Mit der aktuellen Studie aus Helsinki erhält der Mozart-Effekt neue Rückendeckung. Im Rahmen der Untersuchung lauschten die Probanden 20 Minuten lang Mozarts Violinkonzert Nr. 3 in G-Dur (KV 216). Die gewonnenen Daten belegen, dass Musikhören die Aktivität von Genen erhöht, die mit der Ausschüttung und dem Transport von Dopamin, dem sogenannten Glückshormon, im Zusammenhang stehen. Die betroffenen Gene beeinflussen auch die synaptische Übertragung, sowie Lern- und Gedächtnisfähigkeiten.
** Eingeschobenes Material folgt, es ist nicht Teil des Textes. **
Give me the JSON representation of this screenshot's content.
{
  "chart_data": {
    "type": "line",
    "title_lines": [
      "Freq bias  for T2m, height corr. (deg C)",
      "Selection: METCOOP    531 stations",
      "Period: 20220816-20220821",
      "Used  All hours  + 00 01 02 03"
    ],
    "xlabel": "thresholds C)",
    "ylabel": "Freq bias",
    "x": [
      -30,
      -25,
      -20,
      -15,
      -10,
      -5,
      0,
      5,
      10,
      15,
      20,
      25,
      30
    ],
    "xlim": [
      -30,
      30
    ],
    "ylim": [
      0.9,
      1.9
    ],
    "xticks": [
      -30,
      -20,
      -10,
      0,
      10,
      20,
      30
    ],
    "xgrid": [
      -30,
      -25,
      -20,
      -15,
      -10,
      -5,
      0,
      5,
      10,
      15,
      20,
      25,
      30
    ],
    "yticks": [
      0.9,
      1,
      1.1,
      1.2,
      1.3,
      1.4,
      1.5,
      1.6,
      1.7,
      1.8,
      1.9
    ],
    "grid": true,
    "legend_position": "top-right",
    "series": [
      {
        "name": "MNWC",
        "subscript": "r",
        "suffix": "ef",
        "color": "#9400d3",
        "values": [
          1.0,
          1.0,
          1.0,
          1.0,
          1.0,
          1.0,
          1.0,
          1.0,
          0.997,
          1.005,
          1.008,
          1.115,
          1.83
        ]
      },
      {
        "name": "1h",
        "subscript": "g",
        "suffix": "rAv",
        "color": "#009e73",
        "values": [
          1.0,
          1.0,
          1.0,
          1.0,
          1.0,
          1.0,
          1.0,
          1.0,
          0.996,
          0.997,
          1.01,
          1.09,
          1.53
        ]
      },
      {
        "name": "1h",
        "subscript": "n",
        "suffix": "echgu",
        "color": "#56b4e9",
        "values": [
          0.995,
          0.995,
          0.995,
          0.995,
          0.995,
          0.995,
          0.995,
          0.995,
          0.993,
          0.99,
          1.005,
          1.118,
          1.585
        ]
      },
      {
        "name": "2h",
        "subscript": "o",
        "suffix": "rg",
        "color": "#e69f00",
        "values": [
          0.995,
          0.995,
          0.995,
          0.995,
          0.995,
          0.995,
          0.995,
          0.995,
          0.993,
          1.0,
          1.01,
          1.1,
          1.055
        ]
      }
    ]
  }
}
Eines der am stärksten hochregulierten Gene beim Hören klassischer Musik ist das α-Synuclein (SNCA). Dieses Gen trägt auch bei Singvögeln dazu bei, dass sich diese Melodien leichter merken und wiedergeben können. Dies weise auf einen gemeinsamen evolutionären Hintergrund der Tonwahrnehmung bei Singvögeln und Menschen hin, sagt Järvelä.

Die Expression von Genen, die mit neurodegenerativen Erkrankung in Verbindung gebracht werden, sinkt beim Hören klassischer Musik. Allerdings zeigte sich dieser Effekt nur bei musikalisch geschulten Probanden. „Das zeigt, wie wichtig bereits gesammelte Erfahrungen bei der Vermittlung musik-induzierter Effekte sind“, erklären die Forscher.

Die neuen Kenntnisse geben Aufschluss über den molekular-genetischen und evolutionären Hintergrund der Musik-Wahrnehmung. Zudem könnten sie helfen, neue wissenschaftliche Grundlagen für Musik-Therapien zu erarbeiten.

Offen bleibt die Frage, ob sich die beobachteten Effekte auch mit anderen Musikgenres erzielen ließen. Es spricht nichts dafür, dass der klassischen Musik hier eine Ausnahmestellung zukommt. So ist laut einer Studie aus den USA unter hochbegabten Studenten Heavy Metal besonders beliebt.